How many Dillon or Buckeye boys out there? Whats the best way to be catching them early season (April'ish). I am really familiar with buckeye lake during the summer time but Dillon is a mystery to me.


----------



## Ðe§perado™ (Apr 15, 2004)

I fish both lakes and drifting seems to works best for me.


----------



## catfishrollo (Dec 27, 2009)

Dillon esp. is a great lake to drift. Not as much traffic usually as Buckeye, and has an abundant supply of shad and channel cats. My advise for early spring is to fish the upper half around the beach and north towards the river. This area is shallow, and warms quickly.Hopefully, in the upcoming years Dillon will produce some big blues as well. goodluck....rollo


----------



## FatRap007 (Jul 23, 2009)

What kind of baits are you using and what kind of rig do you use for drifting...... i like the no snag drifting weights or the ones thati call snake weights and i was watching this t.v. show and the guy drifting was using a float to get his bait 6 inches off bottom any one try that rig ? I thought it kinda looked funny but the catfish did not seem to mind it 
Freddie


----------



## Shaun69007 (Sep 2, 2009)

I generally use on Lake Marion a "slinky" weight and a leader about a foot above that with a big orange styrafoam bobber next to the hook that holds the bait off the bottom and the fish dont seem to mind the bobber. heck they dont even know what it is all they know is somthing smells really good


----------



## st.slippy (Oct 3, 2008)

I've had good luck at dillon with channel cats. We would use chicken liver bluegill, or worms. I always took two poles, one I just put a few split shots on about 18 inches from the hook to keep it down the other I threw a bobber on. We always set in at the sportsman area and would sometimes go accross to the beach. There is a tunnel that leads to the back waters as well. At buckeye there are just a ton and they bite everything. I can't tell you how many I caught on a jig and twister tipped with a crawler. Lots of mud in that lake. I caught better cats at Dillon. It's probably one of my favorite channel cat lakes


----------



## Shaun69007 (Sep 2, 2009)

ive seen better fish out at dillon but i only know how to structure fish so the open water just befuddles me


----------



## st.slippy (Oct 3, 2008)

Structure fishing is related mostly to under water contours. Cover is the trees, etc.

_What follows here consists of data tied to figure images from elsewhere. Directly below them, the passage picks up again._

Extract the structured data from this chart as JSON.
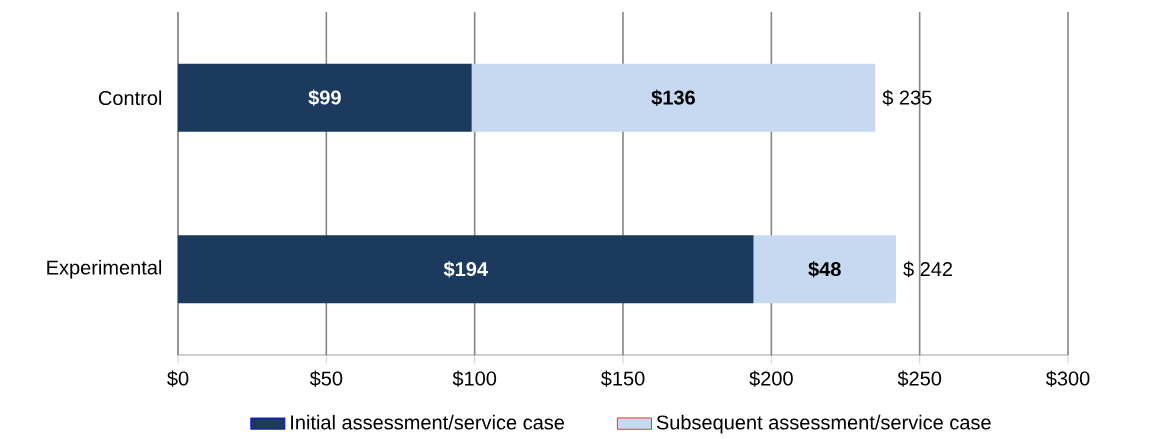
{
  "chart_data": {
    "type": "bar",
    "orientation": "horizontal",
    "stacked": true,
    "categories": [
      "Control",
      "Experimental"
    ],
    "series": [
      {
        "name": "Initial assessment/service case",
        "color": "#1b3a5e",
        "values": [
          99,
          194
        ],
        "value_labels": [
          "$99",
          "$194"
        ]
      },
      {
        "name": "Subsequent assessment/service case",
        "color": "#c6d9f0",
        "values": [
          136,
          48
        ],
        "value_labels": [
          "$136",
          "$48"
        ]
      }
    ],
    "totals": [
      "$ 235",
      "$ 242"
    ],
    "xlim": [
      0,
      300
    ],
    "xticks": [
      {
        "value": 0,
        "label": "$0"
      },
      {
        "value": 50,
        "label": "$50"
      },
      {
        "value": 100,
        "label": "$100"
      },
      {
        "value": 150,
        "label": "$150"
      },
      {
        "value": 200,
        "label": "$200"
      },
      {
        "value": 250,
        "label": "$250"
      },
      {
        "value": 300,
        "label": "$300"
      }
    ],
    "grid": "x",
    "legend": "bottom"
  }
}
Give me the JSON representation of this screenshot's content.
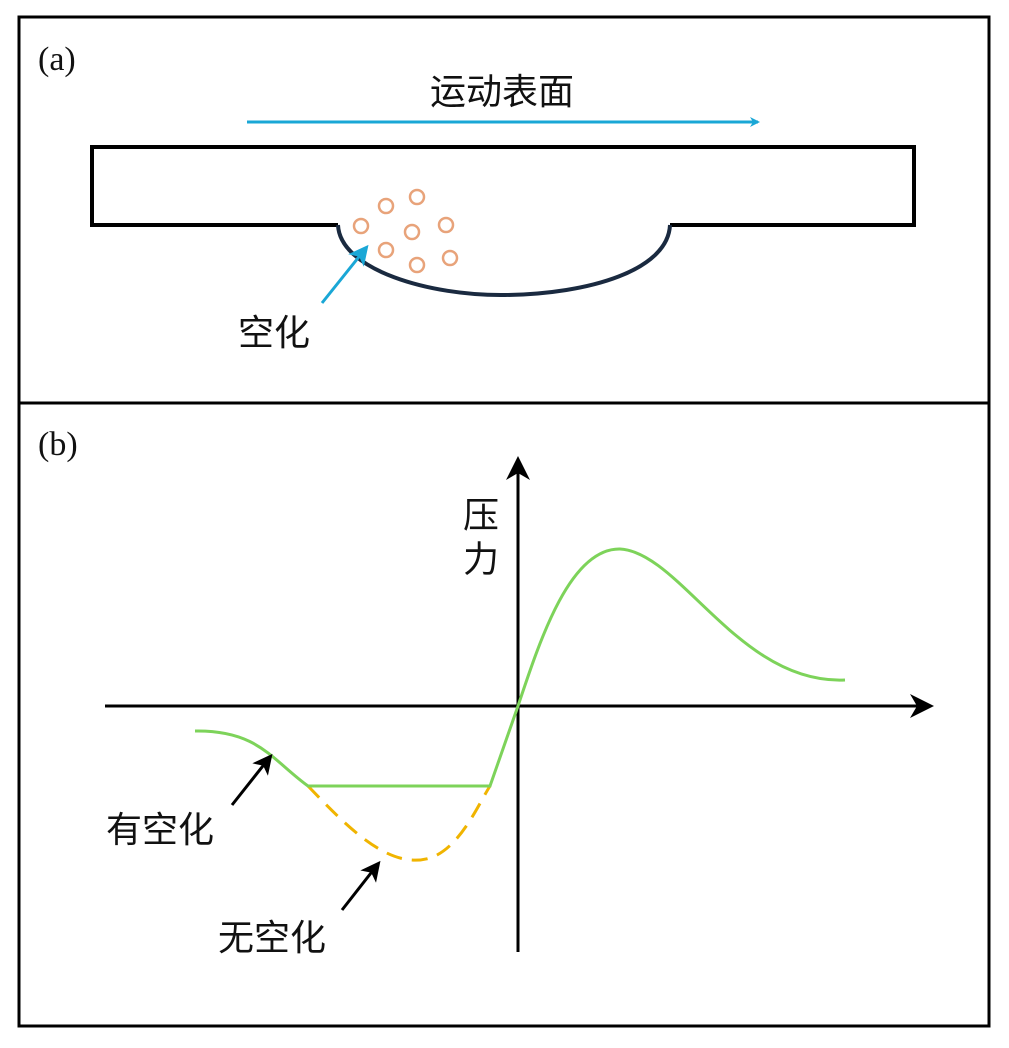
{
  "panel_a": {
    "label": "(a)",
    "surface_label": "运动表面",
    "cavitation_label": "空化"
  },
  "panel_b": {
    "label": "(b)",
    "y_axis_label": "压力",
    "curve_labels": [
      "有空化",
      "无空化"
    ]
  }
}
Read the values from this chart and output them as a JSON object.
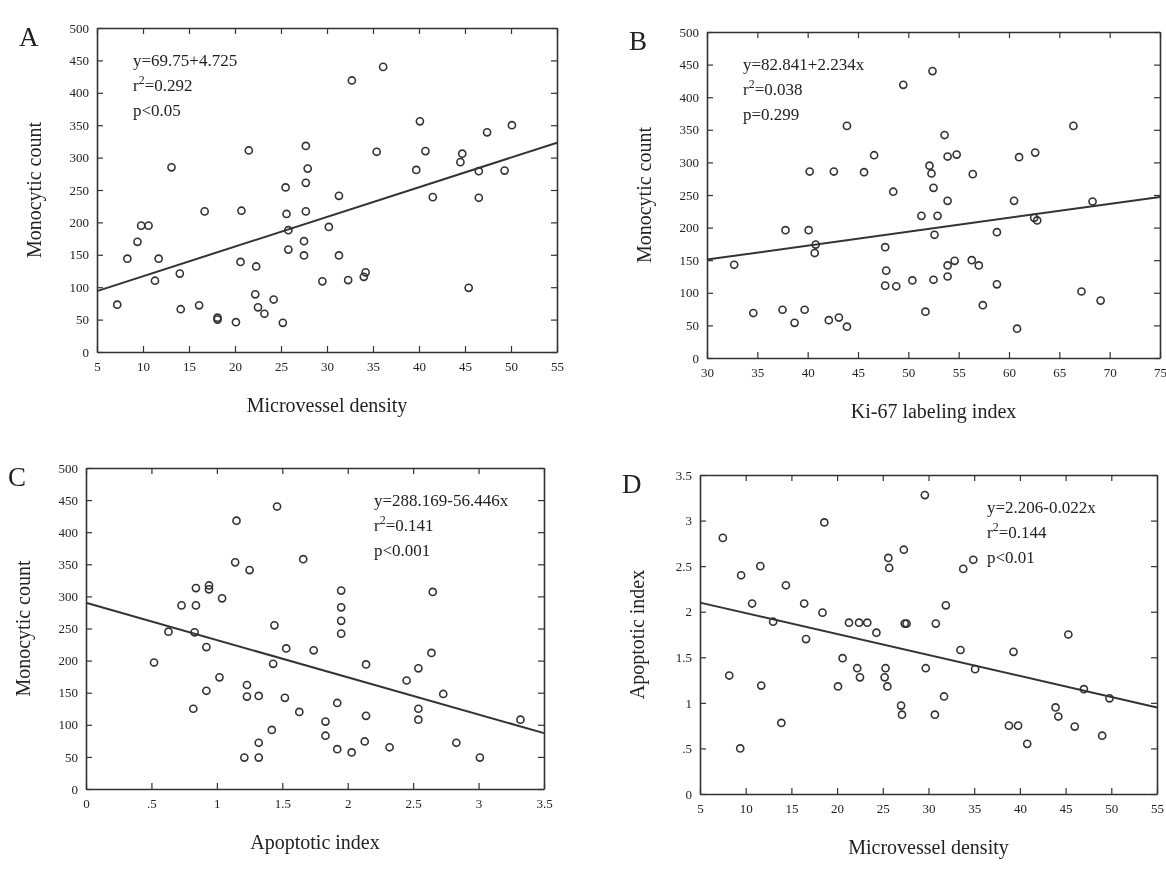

So often structure fishing would be fishing near a drop-off. You can buy some cheap electronics if you just want a little something to go by. They won't necessarily show you lots of fish, but you will be able to tell if you are over a flat and where the water drops off or starts to shallow. One of the beauties of drifting is the wind/current takes you over a lot of various types of structure. just use a trolling motor to alter your direction a little. A lot of luck that I've had at dillon was more in the summer time, but throwing into trees or along a concrete wall. Any lake of size will leave you clueless at first, but put a little time in and you'll get'em.


----------